Le principe énoncé du
primat du bonheur commun ne s'oppose pas cependant aux droits de
l'individu au bonheur, mais le bonheur de l'individu ne sera pas
réglé par une norme subjectivement individuelle, arbitraire, mais
bien par une norme objectivement individuelle, c'est-à-dire
correspondant à un individu donné ou à sa situation. Chacun
recevra ce qui lui convient, et ainsi le tout sera beau. Les points
de vue individuel et universel, appuyé sur des prémisses
identiques, se rejoindront (4).
Aristote, lui
aussi, tout en rejetant les excès de l'universalisme de Platon,
comme la communauté des femmes et des biens, reconnaît comme Platon
dans le citoyen une partie constituante de l'État, dont le principe
fondamental est la concorde civique. Cela résulte indirectement de
la définition de l'État comme une communauté parfaite, et par là
même s'appuyant sur l'union de ses éléments et non sur leur
divergence (Polit. 1,
2, 1252 b, 27 sqq). Cette interprétation trouve une confirmation
directe dans le texte de la Politique, selon lequel l'union
des dirigeants et des dirigés, et donc l'État, doit se présenter
comme une totalité homogène formée de multiples parties (1, 5,
1254a, 27-31). Toutefois la concorde civique dans son rapport avec
l'État possède également chez Aristote une définition concrète
et même exhaustive : elle est dite un genre d'amitié qui signifie
l'unanimité des citoyens dans la question des intérêts communs,
l'aspiration vers les mêmes buts et la réalisation des décisions
prises en commun (Eth. ad Nic. IX, 6, 1167a, 26sqq ; VIII, 1,
1155a, 22). Chez Aristote, comme chez Socrate et
Platon, la concorde civique est au service du bien commun, but
supérieur de l'État (Pol. I, I, 1252a, 1 sq ; Eth. N.

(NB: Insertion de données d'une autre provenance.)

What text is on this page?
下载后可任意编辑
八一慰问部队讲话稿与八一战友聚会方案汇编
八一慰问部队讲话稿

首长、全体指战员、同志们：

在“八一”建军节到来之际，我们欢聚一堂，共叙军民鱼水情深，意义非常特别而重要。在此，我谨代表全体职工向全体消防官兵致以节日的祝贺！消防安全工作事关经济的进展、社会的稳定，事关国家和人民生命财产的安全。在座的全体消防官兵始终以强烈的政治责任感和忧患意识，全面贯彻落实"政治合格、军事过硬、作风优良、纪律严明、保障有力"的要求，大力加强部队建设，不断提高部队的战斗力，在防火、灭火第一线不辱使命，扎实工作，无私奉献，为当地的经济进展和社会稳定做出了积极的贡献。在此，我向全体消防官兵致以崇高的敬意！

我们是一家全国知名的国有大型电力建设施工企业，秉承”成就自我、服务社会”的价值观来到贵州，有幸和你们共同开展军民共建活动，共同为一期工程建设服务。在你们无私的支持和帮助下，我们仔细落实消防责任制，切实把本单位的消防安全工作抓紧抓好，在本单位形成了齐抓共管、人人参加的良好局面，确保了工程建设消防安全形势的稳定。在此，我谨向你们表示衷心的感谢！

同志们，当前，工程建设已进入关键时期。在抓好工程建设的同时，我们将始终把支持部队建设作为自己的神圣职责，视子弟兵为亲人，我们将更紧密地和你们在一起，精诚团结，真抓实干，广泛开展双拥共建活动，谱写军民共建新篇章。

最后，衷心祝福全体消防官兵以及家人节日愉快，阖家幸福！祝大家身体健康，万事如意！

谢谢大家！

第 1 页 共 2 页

VIII, 11, 1160a ; I, I, 1094b, 8 et 20 sqq).
Le stoïcisme grec, tout
imprégné des idées de l'unité de l'esprit, de la nature, du
logos, créait des conditions favorables à la construction de la
théorie politique de la concorde civique. Parmi ses représentants
romains, Cicéron admet que, comme dans l'harmonie de la
musique, ainsi dans l'État, la concorde civique est le lien le plus
sûr de l'ensemble (Rep., II, 42, 69) ; Marc Aurèle,
admettant le principe de l'unité métaphysique de l'univers, en fait
découler l'unité entre les citoyens d'un État donné, et aussi
entre toutes les personnes raisonnables de l'espèce humaine (5).
III. L'enseignement de
l'Église
Tandis que le monde
antique mettait l'accent sur un seul facteur du développement social
: la collectivité, l'ensemble, l'État, le christianisme élève
indiscutablement la valeur de l'individu, valeur résultant de sa
relation individuelle avec Dieu. C'est dans ces limites qu'est
acceptée et que continue à se développer la théorie
traditionnelle et universaliste du monde classique en ce qui concerne
la concorde civique et le bien commun.
La source principale du
christianisme, les Évangiles, bien que portant peu
d'attention au domaine juridico-politique, trouve des mots expressifs
qui montrent les effets menaçants pour l'État des querelles, et qui
par là même recommandent l'union et la concorde civique : « Tout
royaume divisé contre lui-même sera désolé, et toute ville ou
maison divisée contre elle-même ne pourra subsister ». (Math.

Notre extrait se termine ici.